I took an Ibuprofen for the first time in two years, this morning.  I’m hoping I can get away with it just this once without too much trouble.  I am eternally grateful for my Lidocaine patches, or else I’d have gone to the hospital by now.  Actually, what I’m currently doing is probably the very thing the hospital would offer, aside from an x-ray that’ll most likely show that yes, I have arthritis there, and yes, I’ve probably herniated the disc from coughing, of all things.

If I can spend 4 days arguing with myself about whether or not to do a hospital visit… it isn’t an emergency!  As long as I can see some improvement, even if it’s only a bit, I’ll resume my medical care after we resolve this homeless thing…

One thing at a time, right?

Things of the Past (from the archives)…

I know this prompt is a repeat, but my answer from last year still holds… and it’s always fun to look back on things we’ve written in the past, don’t you think?

As a girl of only eleven, I had already discovered the item I was most fond of… my survival!

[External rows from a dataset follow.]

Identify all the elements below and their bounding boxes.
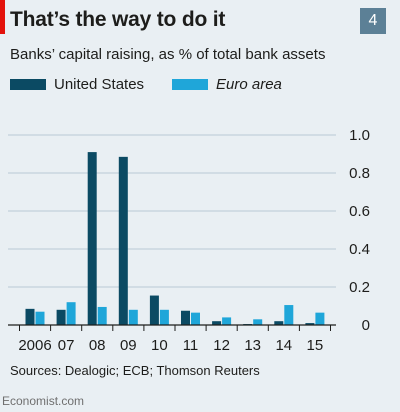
bar-euro-13 (253, 319, 263, 325)
x-tick-label: 2006 (18, 337, 51, 354)
chart-number-badge: 4 (360, 8, 386, 34)
legend-item-euro-area: Euro area (172, 76, 282, 93)
bar-us-08 (87, 152, 97, 325)
bar-euro-10 (159, 309, 169, 325)
credit: Economist.com (2, 394, 85, 408)
bar-euro-11 (191, 312, 200, 325)
source-note: Sources: Dealogic; ECB; Thomson Reuters (10, 363, 260, 378)
bar-euro-2006 (35, 311, 45, 325)
x-tick-label: 15 (307, 337, 324, 354)
x-tick-label: 13 (244, 337, 261, 354)
legend-label-united-states: United States (54, 76, 145, 93)
bar-euro-12 (222, 317, 232, 325)
bar-us-12 (212, 321, 222, 325)
y-tick-label: 1.0 (349, 127, 370, 144)
x-tick-label: 09 (120, 337, 137, 354)
bar-euro-07 (66, 302, 76, 325)
y-tick-label: 0.6 (349, 203, 370, 220)
y-tick-label: 0.2 (349, 279, 370, 296)
bar-us-11 (181, 310, 190, 325)
x-tick-label: 07 (58, 337, 75, 354)
chart-title: That’s the way to do it (10, 8, 226, 31)
accent-bar (0, 0, 5, 34)
bar-euro-15 (315, 312, 325, 325)
x-tick-label: 11 (183, 337, 199, 354)
y-tick-label: 0.8 (349, 165, 370, 182)
bar-us-15 (305, 323, 315, 325)
y-tick-label: 0.4 (349, 241, 370, 258)
x-tick-label: 10 (151, 337, 168, 354)
y-tick-label: 0 (362, 317, 370, 334)
bar-us-07 (56, 309, 66, 325)
bar-us-2006 (25, 308, 35, 325)
x-tick-label: 08 (89, 337, 106, 354)
legend-swatch-united-states (10, 79, 46, 90)
x-tick-label: 14 (275, 337, 292, 354)
bar-euro-14 (284, 305, 294, 325)
legend-item-united-states: United States (10, 76, 144, 93)
bar-us-10 (149, 295, 159, 325)
legend-swatch-euro-area (172, 79, 208, 90)
bar-euro-08 (97, 306, 107, 325)
bar-us-09 (118, 156, 128, 325)
x-tick-label: 12 (213, 337, 230, 354)
chart-subtitle: Banks’ capital raising, as % of total ba… (10, 46, 326, 63)
legend-label-euro-area: Euro area (216, 76, 282, 93)
bar-us-14 (274, 321, 284, 325)
bar-euro-09 (128, 309, 138, 325)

Life has a way of sometimes being reduced to nothing more than a thing… an item to be played with, bartered, or thrown out when its usefulness has been expended!

For many souls, it can take an entire lifetime to figure this out, only really feeling the harsh bite of reality, as it begins to surface on or near retirement! Basically, most begin to take more notice of feeling less valuable to society as the body begins to slow and lose the ability to carry on at the same pace they’d once kept.

Then, there are souls like mine, who learned painfully early in life how little value they held, how they weren’t valuable enough to protect and care about… never worthy of being saved! This was my dark alleyway of existence, wandering through the night until I found a place to sleep… doing whatever I had to do in order to secure food, warmth, and sleep… never safety… just sleep! This life was not much, but it was mine, and I valued it above everything else!

I’m 55 now and nearing the age when most are preparing for retirement and their golden years… but not this runaway!

I’m just getting started, I think, striving to prepare and strengthen myself for something bigger, better, and still yet to come.

 It has taken some considerably long years of running to find myself sitting here recalling what I’d valued so much in my youth.  Over the years, I’ve not cared for nor cherished it, as one might expect.  Battered, bruised, misused, and tossed aside is that item I valued so strongly as a child…

None the less, it’s still in tact, for the most part!

If you’ve any curiosity about what has become of the item I was so attached to as a youth, you need only read the letters I have written to you all, over this last year, here on WordPress. 

As this site is really all I have to show for explaining things, it will have to suffice as my best answer!